The most common treatment emergent adverse events in the onfasprodil groups were dizziness, transient amnesia, and somnolence. Dissociation was reported in 5 patients (23.8%) receiving onfasprodil 0.16 mg/kg, and in 5 (26.3%) receiving the higher dose.Dissociation was reported in 5 patients (50%) of those receiving ketamine. The maximum increase in CADSS total score was higher in the ketamine group than in the onfasprodil treatment groups (10.3 mean maximum change vs ≤5, respectively).
The investigators noted that treatment-related adverse events of interest resolved within a few hours after onset, and there were no clinically relevant changes in laboratory values, vital signs, or on ECG. They reported that, overall, “onfasprodil was well-tolerated across all dosing regimens.”
Shelton discussed the study and findings with Psychiatric Times, suggesting that onfasprodil could serve a role similar to intravenous (IV) ketamine or intranasal esketamine in rapid treatment of resistant depression. He indicated that it appeared as effective and rapidly acting as IV ketamine, while acknowledging that the trial was not sufficiently powered for that direct comparison.
“However, it has several significant advantages,” Shelton remarked. “There were fewer and less intense side effects, particularly with the lower dose (0.16 mg/kg), which was at least equivalent to the higher dose (0.32 mg), and perhaps slightly better.”
“Another advantage is that it can be administered no more than once per week, and the 0.16 mg dose given every other week seemed to be equally effective.
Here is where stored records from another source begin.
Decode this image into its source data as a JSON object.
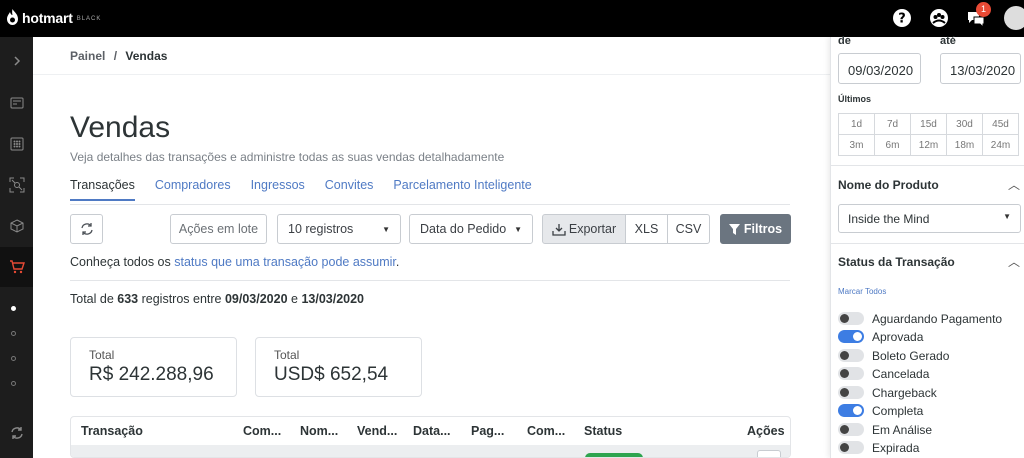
{
  "header": {
    "brand": "hotmart",
    "brand_suffix": "BLACK",
    "notification_count": "1",
    "icons": [
      "help-icon",
      "community-icon",
      "chat-icon",
      "avatar"
    ]
  },
  "sidebar": {
    "icons": [
      "expand-icon",
      "dashboard-icon",
      "apps-icon",
      "network-icon",
      "product-box-icon",
      "cart-icon",
      "sync-icon"
    ]
  },
  "breadcrumb": {
    "root": "Painel",
    "sep": "/",
    "current": "Vendas"
  },
  "page": {
    "title": "Vendas",
    "subtitle": "Veja detalhes das transações e administre todas as suas vendas detalhadamente"
  },
  "tabs": [
    "Transações",
    "Compradores",
    "Ingressos",
    "Convites",
    "Parcelamento Inteligente"
  ],
  "toolbar": {
    "bulk_actions": "Ações em lote",
    "page_size": "10 registros",
    "date_type": "Data do Pedido",
    "export": "Exportar",
    "xls": "XLS",
    "csv": "CSV",
    "filters": "Filtros"
  },
  "info": {
    "prefix": "Conheça todos os ",
    "link": "status que uma transação pode assumir",
    "suffix": "."
  },
  "summary": {
    "p1": "Total de ",
    "count": "633",
    "p2": " registros entre ",
    "start": "09/03/2020",
    "p3": " e ",
    "end": "13/03/2020"
  },
  "cards": [
    {
      "label": "Total",
      "value": "R$ 242.288,96"
    },
    {
      "label": "Total",
      "value": "USD$ 652,54"
    }
  ],
  "table": {
    "headers": [
      "Transação",
      "Com...",
      "Nom...",
      "Vend...",
      "Data...",
      "Pag...",
      "Com...",
      "Status",
      "Ações"
    ]
  },
  "panel": {
    "from_label": "de",
    "to_label": "até",
    "from_date": "09/03/2020",
    "to_date": "13/03/2020",
    "recent_label": "Últimos",
    "ranges": [
      "1d",
      "7d",
      "15d",
      "30d",
      "45d",
      "3m",
      "6m",
      "12m",
      "18m",
      "24m"
    ],
    "product_section": "Nome do Produto",
    "product_value": "Inside the Mind",
    "status_section": "Status da Transação",
    "mark_all": "Marcar Todos",
    "statuses": [
      {
        "label": "Aguardando Pagamento",
        "on": false
      },
      {
        "label": "Aprovada",
        "on": true
      },
      {
        "label": "Boleto Gerado",
        "on": false
      },
      {
        "label": "Cancelada",
        "on": false
      },
      {
        "label": "Chargeback",
        "on": false
      },
      {
        "label": "Completa",
        "on": true
      },
      {
        "label": "Em Análise",
        "on": false
      },
      {
        "label": "Expirada",
        "on": false
      }
    ]
  },
  "colors": {
    "accent": "#4f7ac4",
    "toggle_on": "#3d7de3",
    "success": "#2ea44f",
    "topbar": "#000000"
  }
}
Dosing every other week will be much more acceptable to patients than weekly or twice per week,” Shelton pointed out.
“I have treated hundreds of patients with IV ketamine or intranasal esketamine and participated as an investigator in the onfasprodil trial, [and] it seemed to be very well tolerated compared with ketamine products,” Shelton said.
Reference
1. Shelton RC, Litman RE, Hassman H, et al. Rapid onset and sustained efficacy of onfasprodil (MIJ821), a novel NR2B Negative allosteric modulator, in patients with treatment-resistant depression: a phase 2, randomized, placebo-controlled, proof-of-concept study. J Clin Psychiatry. 2025;86(3):23m15246.